纵使雪荷再怎么不愿意,皇命难违,终究还是战战兢兢的跟著上朝了。

朝廷上,百官的眼睛发直,偷偷地觑著廉后的花魁女。

垂帘听政呢!除非是幼帝即位,太后才会垂帘听政的。开国圣主与皇后感情甚笃,兼之皇后骁勇善战,智谋深远,天下有一半是她打下来的,才能随侍君侧参与政事。历代皇后嫔妃,谁能再有此殊荣?

皇上莫不是迷恋花魁女到片刻不离,连上朝都不想分开?

这实在太诡异了。

御史姚大人整了整衣冠,上前一揖,「微臣有事请奏。」

东霖璿冷冷一笑,总算来了,「姚卿有事便奏。」

「启禀圣上,内宫嫔妃不可干预政事,万望圣上将更衣娘娘遣回。
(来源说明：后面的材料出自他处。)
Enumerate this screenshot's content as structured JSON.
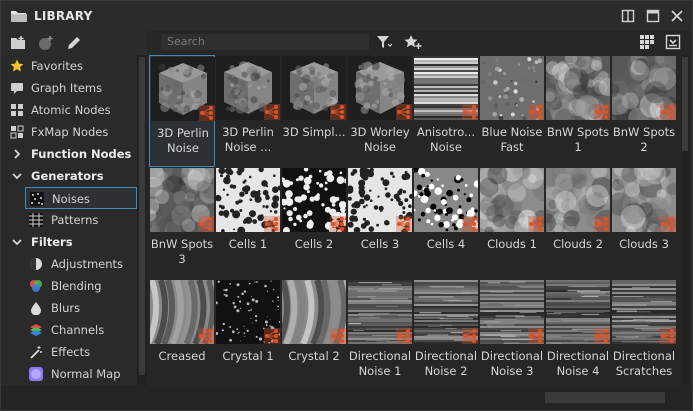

」姚大人硬著声说。

「荷更衣可曾开口说过一个字?」东霖璿漫不经心的回答,「她不过是依照宫令,随侍在朕的身边罢了,又犯了那条律令?姚卿,你倒是说说看。」

「开国圣主亲口谕令,内侍嫔臣不可干政!」姚大人搬出开国先皇的谕令。

「姚卿说得好。」东霖璿摸摸下巴,「王公公,李公公,你们两个都退下吧。朝廷没你们的事情,内侍不得干政,不是吗?」

两位内侍大臣脸色发青,一时间连话都说不出来。他们两位虽说是内侍,却不像一般阉宦,头脑清楚,皆是饱学之士,且又是三朝元老,忠心耿耿,向来备受朝廷百官与皇上敬重,今日却当廷遭此侮辱,两人皆是羞恼不已。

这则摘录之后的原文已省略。